PIRDE pluck

DOC DATE

April Fools Day 1989, cLIeNUcized June 2000

NAME

pluck - 'pluck' lines from a file.

SYNOPSIS

pluck selfile < datafile [ > result ]

pluck selfile < datafile [ > result ]

DESCRIPTION

pluck uses a selection file to decide while lines to select from a datafile. It is very fast and is often used in place of select(P) or a PIRDE sort(P)/ join(P) combination.

pluck is useful when selecting according to values in a fixed column of the datafile. The data column of interest must be the first column of the data (see deal(P)). The selection must be based on numerical values (see also BUGS, below).

The first column of selfile is assumed to contain numbers corresponding to values to be selected from the datafile.

pluck does not require any sorting of the files. However, there is a limit on the largest number which can be selected.

Bpluck (big pluck) can handle more arbitrary numbers (even text) in the selection file, but in this case there is a limit on the size of the selection file. Bpluck requires the selection file to have only one column, the column of values to be selected.

SEE ALSO

reldb(P),  join(P),  sort(P),  select(P),  fgrep(1).

BUGS AND LIMITATIONS

PIRDE pluck works by reading the numbers in the selection file and inserting '1' into a vector for elements corresponding to values to be selected. The check to see if a line is to be selected therefore only requires a single lookup into a vector. This is extremely fast, even for large datafiles, but the dimension of the vector limits the numerical size of indices to be selected.

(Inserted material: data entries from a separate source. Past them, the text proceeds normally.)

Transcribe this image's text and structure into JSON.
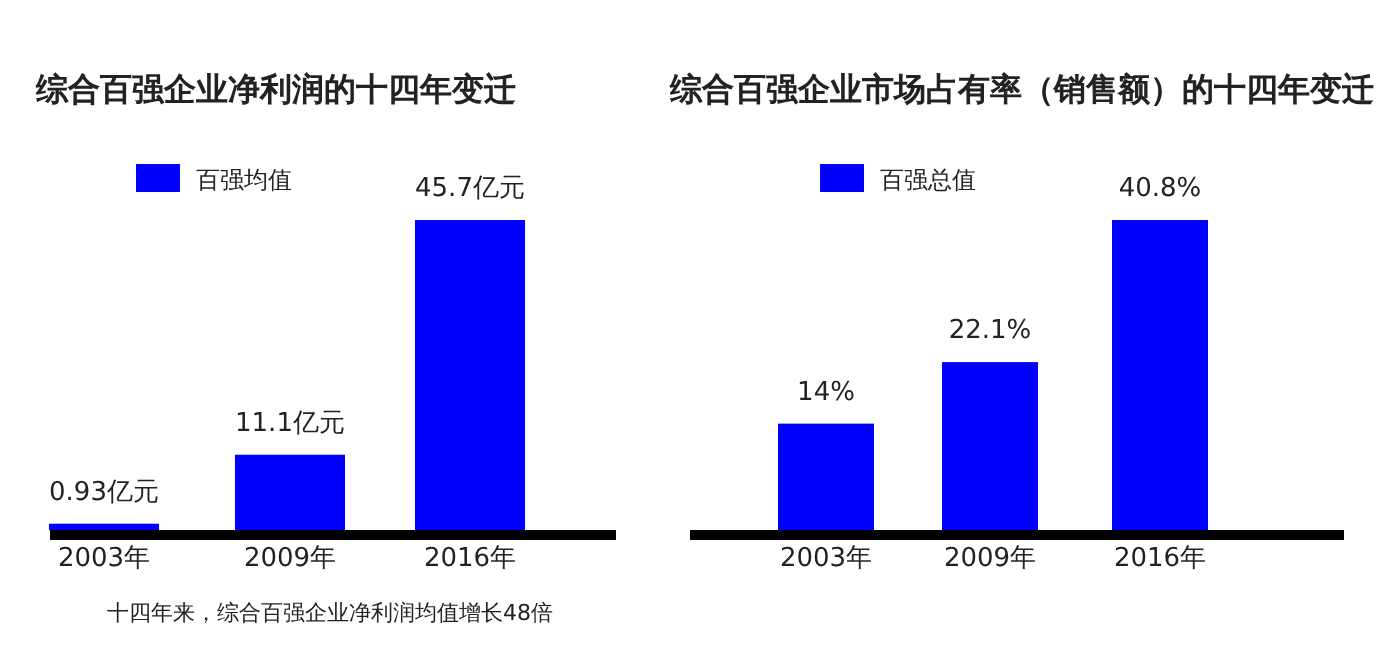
{
  "chart_data": [
    {
      "type": "bar",
      "title": "综合百强企业净利润的十四年变迁",
      "categories": [
        "2003年",
        "2009年",
        "2016年"
      ],
      "series": [
        {
          "name": "百强均值",
          "color": "#0000ff",
          "values": [
            0.93,
            11.1,
            45.7
          ],
          "value_labels": [
            "0.93亿元",
            "11.1亿元",
            "45.7亿元"
          ]
        }
      ],
      "legend": "top left",
      "annotations": [
        "十四年来，综合百强企业净利润均值增长48倍"
      ]
    },
    {
      "type": "bar",
      "title": "综合百强企业市场占有率（销售额）的十四年变迁",
      "categories": [
        "2003年",
        "2009年",
        "2016年"
      ],
      "series": [
        {
          "name": "百强总值",
          "color": "#0000ff",
          "values": [
            14,
            22.1,
            40.8
          ],
          "value_labels": [
            "14%",
            "22.1%",
            "40.8%"
          ]
        }
      ],
      "legend": "top left"
    }
  ]
}
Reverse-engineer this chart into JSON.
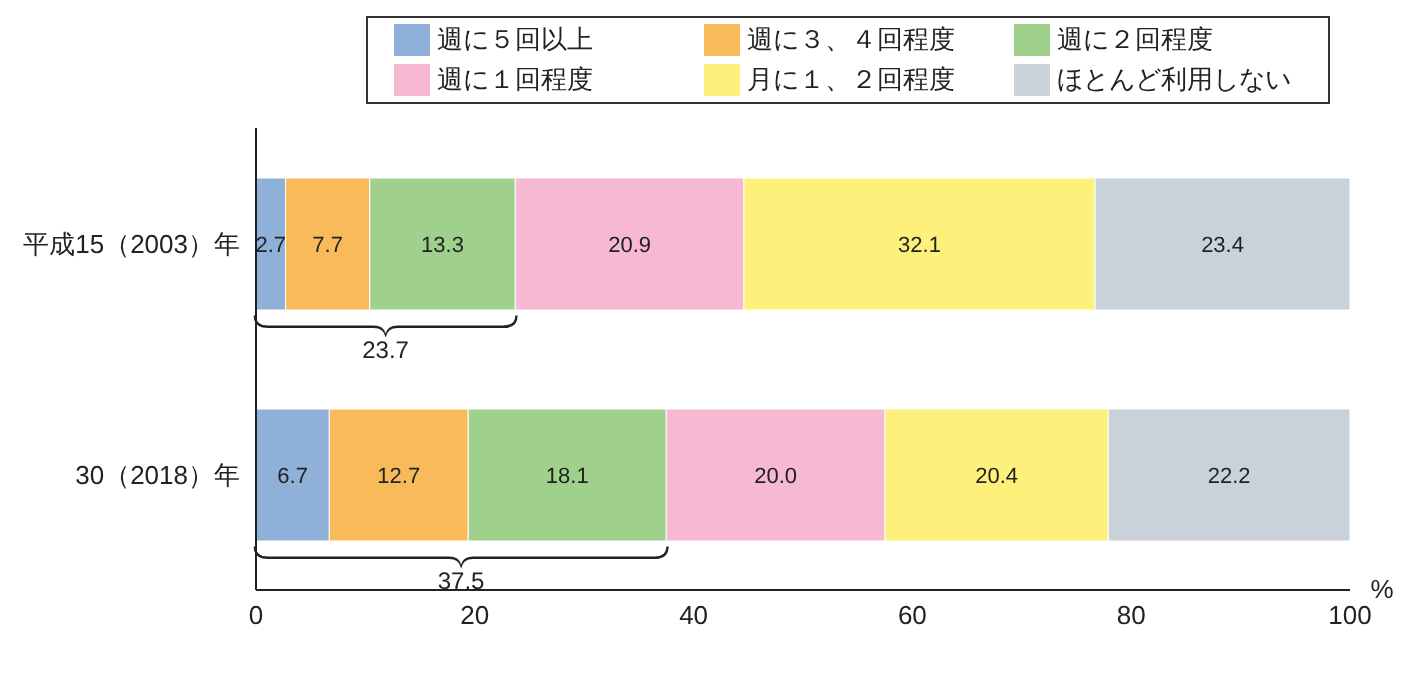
{
  "chart_data": {
    "type": "bar",
    "orientation": "horizontal",
    "stacked": true,
    "categories": [
      "平成15（2003）年",
      "30（2018）年"
    ],
    "series": [
      {
        "name": "週に５回以上",
        "color": "#8fb0d8",
        "values": [
          2.7,
          6.7
        ],
        "value_labels": [
          "2.7",
          "6.7"
        ]
      },
      {
        "name": "週に３、４回程度",
        "color": "#f9bb5a",
        "values": [
          7.7,
          12.7
        ],
        "value_labels": [
          "7.7",
          "12.7"
        ]
      },
      {
        "name": "週に２回程度",
        "color": "#9fd18c",
        "values": [
          13.3,
          18.1
        ],
        "value_labels": [
          "13.3",
          "18.1"
        ]
      },
      {
        "name": "週に１回程度",
        "color": "#f6b8d3",
        "values": [
          20.9,
          20.0
        ],
        "value_labels": [
          "20.9",
          "20.0"
        ]
      },
      {
        "name": "月に１、２回程度",
        "color": "#fdf07b",
        "values": [
          32.1,
          20.4
        ],
        "value_labels": [
          "32.1",
          "20.4"
        ]
      },
      {
        "name": "ほとんど利用しない",
        "color": "#c9d1d9",
        "values": [
          23.4,
          22.2
        ],
        "value_labels": [
          "23.4",
          "22.2"
        ]
      }
    ],
    "xlim": [
      0,
      100
    ],
    "xticks": [
      0,
      20,
      40,
      60,
      80,
      100
    ],
    "xlabel": "%",
    "legend": "top",
    "annotations": [
      "23.7",
      "37.5"
    ]
  }
}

Bpluck overcomes the limitation of pluck, by using the selection file for building a command for egrep, to search for strings at the beginning of lines in the datafile. The shell on the user's system will limit the size of the search string, which implies a limit on the number of items in the selection file.

Note that fgrep(1) can be used with the same input as bpluck. This may alleviate some of the limitations of the number of search-items in bpluck, but fgrep will of course search for the search-strings anywhere in the data file, not just in the first column.